European Labour Market Barometer: Hope for an end to the downturn in Europe
Compared to the previous month, the European Labour Market Barometer rose by 1.1 points in February. Standing at 99.3 points, the leading indicator of the European Network of Public Employment Services and the Institute for Employment Research (IAB) thus no longer suggests a significant downturn of the European labour market in the coming months.
"The public employment services in Europe expect the pressure on labour markets to ease with the relaxation of the restrictions after the second Covid wave and the prospect of increasing vaccinations," says IAB head of forecast Enzo Weber, who initiated the European barometer. In the vast majority of participating countries, the outlook improved or at least remained stable. Nevertheless, the European Labour Market Barometer does not point to a recovery of the European labour market yet. In addition, there are risks of a renewed increase in the dynamics of infections, which became clearer after the end of the survey period in mid-February.
In February, the European Labour Market Barometer's sub-indicator for the development of employment increased significantly by 1.2 points thus reaching 99.4 points. This is the first time since July 2020 that it lies above the sub-indicator for the development of unemployment figures, which reached a level of 99.1 points after an increase of 0.8 points. "During the Corona crisis, many workers across Europe withdrew from the labour market completely. Now the improved employment outlook gives hope that they can be partially reactivated and that the process is stopped," Weber explains.

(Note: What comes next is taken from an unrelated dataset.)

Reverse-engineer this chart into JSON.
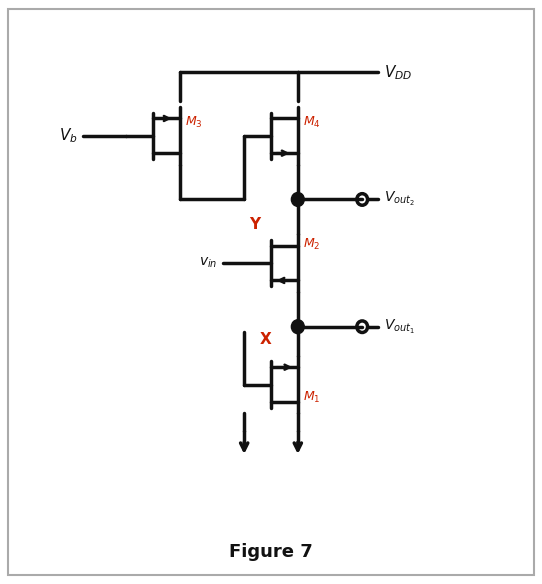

The European Labour Market Barometer is a monthly leading indicator based on a survey among the local or regional employment agencies in 16 participating public employment services. The survey is carried out jointly by the employment services and the IAB since June 2018. Participating countries include Austria, Bulgaria, Cyprus, the Czech Republic, Denmark, Belgium-DG, Belgium-Flanders, Germany, Iceland, Liechtenstein, Lithuania, Luxembourg, Malta, Poland, Portugal, and Belgium-Wallonia. While component A of the barometer signals the development of the seasonally adjusted unemployment figures for the next three months, component B forecasts employment trends. The average of the components "unemployment" and "employment" constitutes the total value of the barometer. This indicator thus provides an outlook on the overall development of the labour market. The scale ranges from 90 (very poor development) to 110 (very good development). First, a barometer score for each of the participating employment services is determined. The European barometer is then derived from these national scores in form of a weighted average.